To accurately compare these two LiDAR datasets do I need to update the old dataset to use the new geoid?

Yes, the two geoid models will have different ondulation values for different same coordinates and so different orthometric height. So, you have to account for that or you will have systematic deviations.

  1. LiDAR measurements are in the ellipsoidal height system. First, you have to see if the two sets use the same ellipsoidal system. I think the answer is yes and the system should be WGS84 (the GPS system).

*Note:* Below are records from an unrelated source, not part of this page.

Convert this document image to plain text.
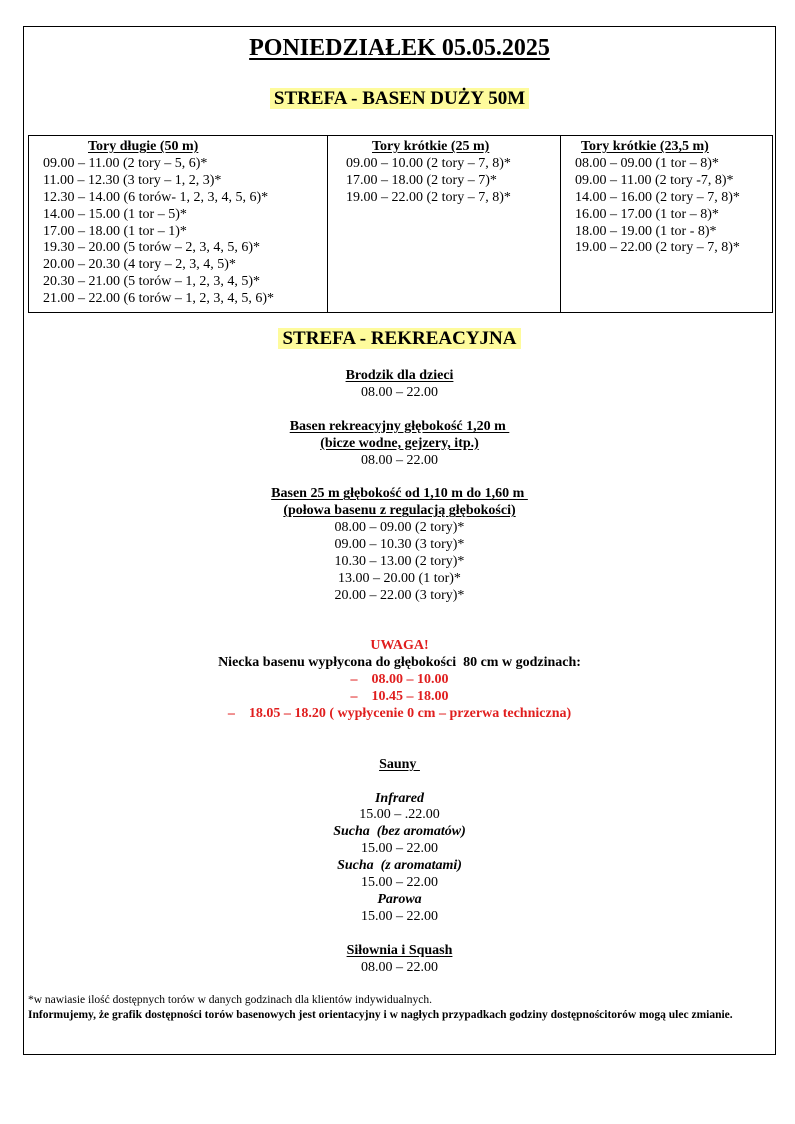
PONIEDZIAŁEK 05.05.2025
STREFA - BASEN DUŻY 50M
Tory długie (50 m)
09.00 – 11.00 (2 tory – 5, 6)*
11.00 – 12.30 (3 tory – 1, 2, 3)*
12.30 – 14.00 (6 torów- 1, 2, 3, 4, 5, 6)*
14.00 – 15.00 (1 tor – 5)*
17.00 – 18.00 (1 tor – 1)*
19.30 – 20.00 (5 torów – 2, 3, 4, 5, 6)*
20.00 – 20.30 (4 tory – 2, 3, 4, 5)*
20.30 – 21.00 (5 torów – 1, 2, 3, 4, 5)*
21.00 – 22.00 (6 torów – 1, 2, 3, 4, 5, 6)*
Tory krótkie (25 m)
09.00 – 10.00 (2 tory – 7, 8)*
17.00 – 18.00 (2 tory – 7)*
19.00 – 22.00 (2 tory – 7, 8)*
Tory krótkie (23,5 m)
08.00 – 09.00 (1 tor – 8)*
09.00 – 11.00 (2 tory -7, 8)*
14.00 – 16.00 (2 tory – 7, 8)*
16.00 – 17.00 (1 tor – 8)*
18.00 – 19.00 (1 tor - 8)*
19.00 – 22.00 (2 tory – 7, 8)*
STREFA - REKREACYJNA
Brodzik dla dzieci
08.00 – 22.00
Basen rekreacyjny głębokość 1,20 m
(bicze wodne, gejzery, itp.)
08.00 – 22.00
Basen 25 m głębokość od 1,10 m do 1,60 m
(połowa basenu z regulacją głębokości)
08.00 – 09.00 (2 tory)*
09.00 – 10.30 (3 tory)*
10.30 – 13.00 (2 tory)*
13.00 – 20.00 (1 tor)*
20.00 – 22.00 (3 tory)*
UWAGA!
Niecka basenu wypłycona do głębokości  80 cm w godzinach:
–    08.00 – 10.00
–    10.45 – 18.00
–    18.05 – 18.20 ( wypłycenie 0 cm – przerwa techniczna)
Sauny
Infrared
15.00 – .22.00
Sucha  (bez aromatów)
15.00 – 22.00
Sucha  (z aromatami)
15.00 – 22.00
Parowa
15.00 – 22.00
Siłownia i Squash
08.00 – 22.00
*w nawiasie ilość dostępnych torów w danych godzinach dla klientów indywidualnych.
Informujemy, że grafik dostępności torów basenowych jest orientacyjny i w nagłych przypadkach godziny dostępnościtorów mogą ulec zmianie.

  2. I guess you have obtained your two sets of orthometric heights using:

    OH_2003 = h_2003 - N_geoid03
    OH_2009 = h_2009 - N_geoid09

    where h_2003 and h_2009 are ellipsoidal heights in set1 and set2 from the LiDAR measurements and are used to compute orthometric heights using geoid03 and geoid09. Because the actual geoidal surface does not change over time (as low as few mm a year even in an area of huge glacier losses like Alaska), the differences in geoidal height between geoid03 and geoid09 are mainly due to model differences.

  3. So if you want to see the temporal elevation changes in the same area, you should use ellipsoidal height changes (delta_h, the reference ellipsoid is the same), that it, compute:

    delta_h = h_2009 - h_2003

    But you just have OH_2003 and OH_2009, so you need to compute like this:

    delta_h = (OH_2009 + N_geoid09) - (OH_2003 + N_geoid03)
    = (OH_2009 - OH_2003) + (N_geoid09 - N_geoid03)

    You have to find the original values from the models geoid03 and geoid09 to compute (N_geoid09 - N_geoid03).

The above analysis is applicable to any case of height change studies using different geoid models.